List of cancelled concerts, showing date, city, country, venue and reason
| Date | City | Country | Venue | Reason | Ref. |
| 13 May 2024 | Dresden | Germany | Dressner Musikfestspiele | Schedule problems |  |
| 14 May 2024 | Brno | Czech Republic | Sono Music Club |
| 12 July 2024 | Rotterdam | Netherlands | North Sea Jazz Festival |
| 13 July 2024 | Ghent | Belgium | Gent Jazz Festival |
| 15 July 2024 | Madrid | Spain | Noches del Botanico |
| 16 July 2024 | Barcelona | Palau de la Música Catalana |
| 18 July 2024 | Perugia | Italy | Umbria Jazz Festival |
| 19 July 2024 | Montreux | Switzerland | Montreux Jazz Festival |
| 20 July 2024 | Gardone Riviera | Italy | Tener-a-mente |
| 21 July 2024 | Lucerne | Switzerland | Luzern Live Festival |
| 23 July 2024 | Marciac | France | Jazz in Marciac |

== Film ==

On 23 October 2024, Laufey announced that her performance at the Hollywood Bowl on 7 August 2024 would be released in theaters.
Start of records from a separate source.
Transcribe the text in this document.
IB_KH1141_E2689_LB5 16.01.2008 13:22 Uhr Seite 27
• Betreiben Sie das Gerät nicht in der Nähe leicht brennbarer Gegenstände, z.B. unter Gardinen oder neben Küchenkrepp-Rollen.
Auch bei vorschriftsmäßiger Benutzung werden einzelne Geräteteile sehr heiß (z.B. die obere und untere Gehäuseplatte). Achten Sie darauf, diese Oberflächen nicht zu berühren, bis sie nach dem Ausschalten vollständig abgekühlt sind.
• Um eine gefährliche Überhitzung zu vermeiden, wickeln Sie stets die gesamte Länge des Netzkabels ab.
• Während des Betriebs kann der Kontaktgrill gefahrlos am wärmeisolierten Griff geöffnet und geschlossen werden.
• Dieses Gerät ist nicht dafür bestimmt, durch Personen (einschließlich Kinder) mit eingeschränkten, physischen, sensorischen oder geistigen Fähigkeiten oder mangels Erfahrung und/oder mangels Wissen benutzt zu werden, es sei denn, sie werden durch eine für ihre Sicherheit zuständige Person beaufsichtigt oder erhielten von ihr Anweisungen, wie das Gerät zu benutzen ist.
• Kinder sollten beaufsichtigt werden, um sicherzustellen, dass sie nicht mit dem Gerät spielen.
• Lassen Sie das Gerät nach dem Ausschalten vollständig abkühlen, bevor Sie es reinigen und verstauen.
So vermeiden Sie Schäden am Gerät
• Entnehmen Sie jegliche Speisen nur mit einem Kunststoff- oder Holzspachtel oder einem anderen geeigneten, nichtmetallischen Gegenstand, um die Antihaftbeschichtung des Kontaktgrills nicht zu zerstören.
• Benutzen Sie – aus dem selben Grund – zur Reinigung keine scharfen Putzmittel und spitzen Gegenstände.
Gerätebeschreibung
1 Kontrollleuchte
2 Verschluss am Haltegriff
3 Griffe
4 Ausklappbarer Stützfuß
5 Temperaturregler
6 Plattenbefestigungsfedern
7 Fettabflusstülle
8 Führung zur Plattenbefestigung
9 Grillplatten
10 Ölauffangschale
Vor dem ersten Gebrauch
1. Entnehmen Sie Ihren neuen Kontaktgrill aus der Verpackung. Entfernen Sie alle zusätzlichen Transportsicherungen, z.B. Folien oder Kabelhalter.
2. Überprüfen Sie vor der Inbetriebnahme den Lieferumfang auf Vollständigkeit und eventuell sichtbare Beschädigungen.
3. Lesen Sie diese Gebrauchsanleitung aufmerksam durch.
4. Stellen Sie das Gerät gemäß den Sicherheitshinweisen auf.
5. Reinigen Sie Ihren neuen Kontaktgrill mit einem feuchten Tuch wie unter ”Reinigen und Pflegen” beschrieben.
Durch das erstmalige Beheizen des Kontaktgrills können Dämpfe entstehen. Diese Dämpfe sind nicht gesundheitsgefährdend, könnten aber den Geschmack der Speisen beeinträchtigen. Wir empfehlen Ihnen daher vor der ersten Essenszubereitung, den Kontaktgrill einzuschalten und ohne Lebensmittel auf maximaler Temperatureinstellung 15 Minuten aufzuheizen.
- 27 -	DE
The film had a limited release, only being shown 6, 7, and 8 December in standard and IMAX formats worldwide. The film added a message from Laufey at the beginning, thanking her fans for this opportunity. During the intermission, a scene was added of Laufey driving around Hollywood Boulevard in her Cadillac, talking about her time living in Los Angeles. The film cut out much of the first half of the performance, but left in all of her performance with the Los Angeles Philharmonic and her talking in between songs.